Hello everyone, I began working with C++ few months ago and I'm trying to create a simple shopping program that would ask the user to enter their information (such as name date and address) and then it would take the user through a simple shopping experience where the user enters the qty of the listed items and it generates an invoice in the end with the total sum. Unfortunately I am having a hard time debugging it...I would really appreciate your help.
Here is what i have so far:
Who ever was attached to "closed account" made two good points, but I did not even get that far when I tested the program.
On line 14 you use "cin" to get the date and that should work, but some day it might become a problem. And on line 16 you also use "cin" to get an address and that is a problem because an address will most likely contain spaces and "cin" will extract to the first white space or a "\n" which ever comes first leaving the remainder in the buffer, so the next call to "cin" will extract from what is left in the buffer not the keyboard thus putting incorrect information into the next variables. Thus the inputs at line 21 and 23 will come from the input buffer not the keyboard essentially putting incorrect information into your array. And this could also bypass line 29 and end the while loop finishing the program printing out bad information.

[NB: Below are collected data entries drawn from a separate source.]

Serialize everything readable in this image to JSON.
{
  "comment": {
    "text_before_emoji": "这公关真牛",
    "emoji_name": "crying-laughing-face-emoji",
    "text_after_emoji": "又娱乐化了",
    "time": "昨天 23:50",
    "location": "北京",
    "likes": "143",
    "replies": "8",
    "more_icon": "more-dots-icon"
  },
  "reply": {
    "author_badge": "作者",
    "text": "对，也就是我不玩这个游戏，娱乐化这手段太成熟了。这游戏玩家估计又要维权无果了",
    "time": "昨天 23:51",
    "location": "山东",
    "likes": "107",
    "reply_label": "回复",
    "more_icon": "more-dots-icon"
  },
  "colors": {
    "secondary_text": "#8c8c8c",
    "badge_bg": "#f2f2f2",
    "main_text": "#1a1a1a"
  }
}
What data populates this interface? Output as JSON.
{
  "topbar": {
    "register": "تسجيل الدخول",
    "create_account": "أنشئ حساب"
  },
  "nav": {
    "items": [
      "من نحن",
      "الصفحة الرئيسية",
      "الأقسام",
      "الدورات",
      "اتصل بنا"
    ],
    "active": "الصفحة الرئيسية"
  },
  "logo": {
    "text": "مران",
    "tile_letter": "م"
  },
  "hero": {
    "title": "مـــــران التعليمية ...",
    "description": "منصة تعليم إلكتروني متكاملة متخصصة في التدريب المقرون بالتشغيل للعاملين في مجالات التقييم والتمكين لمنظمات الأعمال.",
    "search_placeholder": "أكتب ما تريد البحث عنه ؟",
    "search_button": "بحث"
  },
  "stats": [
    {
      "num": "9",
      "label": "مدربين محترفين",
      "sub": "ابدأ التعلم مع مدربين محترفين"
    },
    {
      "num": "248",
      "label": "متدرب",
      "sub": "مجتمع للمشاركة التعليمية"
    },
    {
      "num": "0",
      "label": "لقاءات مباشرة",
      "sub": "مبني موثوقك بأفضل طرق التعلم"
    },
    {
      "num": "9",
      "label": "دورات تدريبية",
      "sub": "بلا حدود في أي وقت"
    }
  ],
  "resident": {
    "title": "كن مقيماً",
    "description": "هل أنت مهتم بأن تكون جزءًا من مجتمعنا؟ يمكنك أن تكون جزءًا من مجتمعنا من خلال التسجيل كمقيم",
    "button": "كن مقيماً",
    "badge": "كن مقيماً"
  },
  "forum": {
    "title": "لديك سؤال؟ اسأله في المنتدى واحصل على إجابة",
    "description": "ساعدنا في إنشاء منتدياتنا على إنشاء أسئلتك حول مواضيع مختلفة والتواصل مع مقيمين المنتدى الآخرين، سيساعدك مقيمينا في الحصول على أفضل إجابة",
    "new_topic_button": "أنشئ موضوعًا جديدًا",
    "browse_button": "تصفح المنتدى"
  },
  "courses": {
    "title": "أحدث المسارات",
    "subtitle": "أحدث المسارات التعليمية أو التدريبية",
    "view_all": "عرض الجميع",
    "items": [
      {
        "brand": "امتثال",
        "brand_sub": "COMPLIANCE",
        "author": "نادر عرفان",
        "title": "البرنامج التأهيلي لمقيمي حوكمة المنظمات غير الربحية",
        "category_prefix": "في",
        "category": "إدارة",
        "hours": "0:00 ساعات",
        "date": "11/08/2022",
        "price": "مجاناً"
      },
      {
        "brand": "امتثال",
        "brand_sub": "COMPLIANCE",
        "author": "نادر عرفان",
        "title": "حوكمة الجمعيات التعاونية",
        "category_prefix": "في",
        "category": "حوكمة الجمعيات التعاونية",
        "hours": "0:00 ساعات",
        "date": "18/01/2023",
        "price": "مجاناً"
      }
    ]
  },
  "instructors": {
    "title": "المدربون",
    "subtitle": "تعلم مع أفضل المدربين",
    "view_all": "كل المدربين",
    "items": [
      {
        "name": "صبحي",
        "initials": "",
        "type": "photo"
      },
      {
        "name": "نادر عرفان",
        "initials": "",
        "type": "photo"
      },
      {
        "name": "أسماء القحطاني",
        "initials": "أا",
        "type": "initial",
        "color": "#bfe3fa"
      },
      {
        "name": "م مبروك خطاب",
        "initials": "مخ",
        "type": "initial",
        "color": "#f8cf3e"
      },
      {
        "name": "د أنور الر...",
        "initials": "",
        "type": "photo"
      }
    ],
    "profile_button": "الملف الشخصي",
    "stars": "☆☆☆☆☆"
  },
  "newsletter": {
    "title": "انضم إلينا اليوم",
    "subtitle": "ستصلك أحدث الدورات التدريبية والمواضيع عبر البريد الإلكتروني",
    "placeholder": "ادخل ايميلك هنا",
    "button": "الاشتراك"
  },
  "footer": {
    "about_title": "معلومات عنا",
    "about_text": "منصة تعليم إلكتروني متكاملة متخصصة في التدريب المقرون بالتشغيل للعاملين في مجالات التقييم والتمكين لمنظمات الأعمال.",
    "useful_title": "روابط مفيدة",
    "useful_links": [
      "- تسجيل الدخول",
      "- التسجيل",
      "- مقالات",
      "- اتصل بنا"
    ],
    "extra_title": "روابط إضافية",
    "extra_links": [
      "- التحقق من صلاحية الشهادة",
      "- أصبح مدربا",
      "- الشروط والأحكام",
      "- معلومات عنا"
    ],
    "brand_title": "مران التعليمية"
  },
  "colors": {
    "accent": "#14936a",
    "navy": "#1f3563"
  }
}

On line 14 I would suggest using std::getline(std::cin, date); and the same on line 16. You should also change char date[100]; to std::string date{ "" }; and the same with address. You will find that std::string will work the same as the old style char array yet offers more flexibility than the char array.
Also on line 9 I would suggest that you initialize all your variables before you us them.
Some where around line 31 you need to check the value of "i" so as not to out of bounds with the array.
In line 32 you could write the "while" as while(toupper(more) == 'Y'); or you could use tolower(). Either way will work.
I will need to make some changes and do so more testing before I can go any farther.
line 25 I changed getUnitprice(invoice[i][0]) to getUnitprice(static_cast<int> (invoice[i][0])) because you were trying to send a double to a function that requires an int. This gave me a compiler warning, but no error.
After line 31 I added if (i > 9) more = 'N'; to keep the loop from going out of bounds with the array.
Line 40 changed "tot" form an int to a double.
Line 44 changed l < 6 to l < 4 because the second dimension is only 4 i.e., 0 to 3 6 is out of bounds.